The writer spent nearly a year in writing the screenplay for the original "Planet of the Apes" movie. Altogether, Rod Serling wrote about 50 different drafts.

During the early part of his television career, some of the television critics referred to Rod Serling as "the angry young man of television". However, Serling's family have always strongly denied this.

Out of the 156 episodes that compromised the original television series The Twilight Zone (1959), Rod Serling wrote 92 of them.

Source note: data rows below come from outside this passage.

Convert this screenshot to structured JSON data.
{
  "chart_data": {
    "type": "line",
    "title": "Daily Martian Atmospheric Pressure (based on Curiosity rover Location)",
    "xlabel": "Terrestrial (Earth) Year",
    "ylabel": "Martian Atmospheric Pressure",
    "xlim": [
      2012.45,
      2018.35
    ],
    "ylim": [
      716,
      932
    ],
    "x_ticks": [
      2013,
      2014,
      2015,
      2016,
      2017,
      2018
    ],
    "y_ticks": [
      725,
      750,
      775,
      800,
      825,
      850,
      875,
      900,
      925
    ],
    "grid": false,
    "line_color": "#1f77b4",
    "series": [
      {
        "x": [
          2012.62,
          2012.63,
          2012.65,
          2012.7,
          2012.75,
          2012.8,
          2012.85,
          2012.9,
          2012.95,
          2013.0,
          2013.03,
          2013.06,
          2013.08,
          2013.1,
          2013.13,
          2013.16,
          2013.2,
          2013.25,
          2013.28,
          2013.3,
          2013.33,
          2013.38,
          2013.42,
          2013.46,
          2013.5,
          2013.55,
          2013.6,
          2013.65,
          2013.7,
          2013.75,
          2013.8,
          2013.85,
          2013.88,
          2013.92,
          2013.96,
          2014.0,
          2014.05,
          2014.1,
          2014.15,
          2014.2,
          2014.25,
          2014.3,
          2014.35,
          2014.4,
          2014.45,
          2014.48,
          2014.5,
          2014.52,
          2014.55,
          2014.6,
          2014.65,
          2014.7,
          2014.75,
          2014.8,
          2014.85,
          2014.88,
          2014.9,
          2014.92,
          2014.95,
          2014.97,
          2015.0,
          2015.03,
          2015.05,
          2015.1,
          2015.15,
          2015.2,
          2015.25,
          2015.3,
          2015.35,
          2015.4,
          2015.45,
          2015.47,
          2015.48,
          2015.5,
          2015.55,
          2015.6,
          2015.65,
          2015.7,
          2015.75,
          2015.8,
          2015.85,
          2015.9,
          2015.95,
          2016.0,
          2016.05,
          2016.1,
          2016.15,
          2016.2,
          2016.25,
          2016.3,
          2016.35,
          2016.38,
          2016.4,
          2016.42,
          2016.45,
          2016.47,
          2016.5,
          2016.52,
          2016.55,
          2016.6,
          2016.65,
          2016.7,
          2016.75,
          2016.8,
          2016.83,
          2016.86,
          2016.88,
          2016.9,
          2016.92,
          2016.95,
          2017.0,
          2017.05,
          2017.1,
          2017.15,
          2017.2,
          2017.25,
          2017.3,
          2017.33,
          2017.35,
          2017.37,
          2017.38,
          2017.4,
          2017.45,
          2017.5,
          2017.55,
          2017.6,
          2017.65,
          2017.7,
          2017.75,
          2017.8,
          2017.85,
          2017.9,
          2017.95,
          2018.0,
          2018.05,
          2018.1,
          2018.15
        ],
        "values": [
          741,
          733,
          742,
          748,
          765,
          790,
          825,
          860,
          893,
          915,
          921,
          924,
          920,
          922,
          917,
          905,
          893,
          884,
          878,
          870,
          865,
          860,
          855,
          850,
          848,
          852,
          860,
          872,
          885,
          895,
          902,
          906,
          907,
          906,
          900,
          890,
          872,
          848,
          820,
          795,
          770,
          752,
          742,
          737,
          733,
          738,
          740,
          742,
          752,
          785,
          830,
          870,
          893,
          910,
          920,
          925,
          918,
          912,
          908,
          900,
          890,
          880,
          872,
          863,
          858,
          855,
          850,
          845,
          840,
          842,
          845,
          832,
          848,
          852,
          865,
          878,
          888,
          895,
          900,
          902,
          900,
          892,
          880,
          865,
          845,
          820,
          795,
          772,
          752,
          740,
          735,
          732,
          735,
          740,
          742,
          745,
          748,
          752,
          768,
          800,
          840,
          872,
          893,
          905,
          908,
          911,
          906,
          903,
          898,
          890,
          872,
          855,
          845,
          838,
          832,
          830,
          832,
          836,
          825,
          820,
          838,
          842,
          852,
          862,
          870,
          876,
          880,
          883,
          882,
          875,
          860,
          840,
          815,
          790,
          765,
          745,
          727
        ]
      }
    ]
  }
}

At one point, Rod Serling as a college lecturer often spoke on college campuses around the United States. His students reported that he was fairly informal with them in general.

His Western series The Loner (1965) was canceled after only 13 episodes. The reason generally given, is that the series was deemed too unconventional in its storylines.

Grew to hate his time whilst working on the television series Night Gallery (1969), once producer Jack Laird was granted total control over the series' creative input.

In a televised interview, Rod Serling expressed his disappointment over the cancellation of a play which was due to be recorded live (as most of his plays were at the time). The play was pulled from recording, owing to the controversial plot involving racism. Instead, Serling submitted a replacement, which was about the Mexican rebel leader Pancho Villa. As a writer, Serling wasn't at all satisfied.

It was well known that Rod Serling disliked most of the TV sponsors, owing to interference with his television plays.

In an interview with Mike Wallace in 1959, Rod Serling described his early struggles in succeeding as a writer.

In 1958, when live television from NY was on the wane, Serling moved to Pacific Palisades, California. He and his wife, Carol, first lived on San Onofre Drive, next to Ronald and Nancy Reagan. Their next house was on Monaco Drive, where Carol lived until her death in 2020.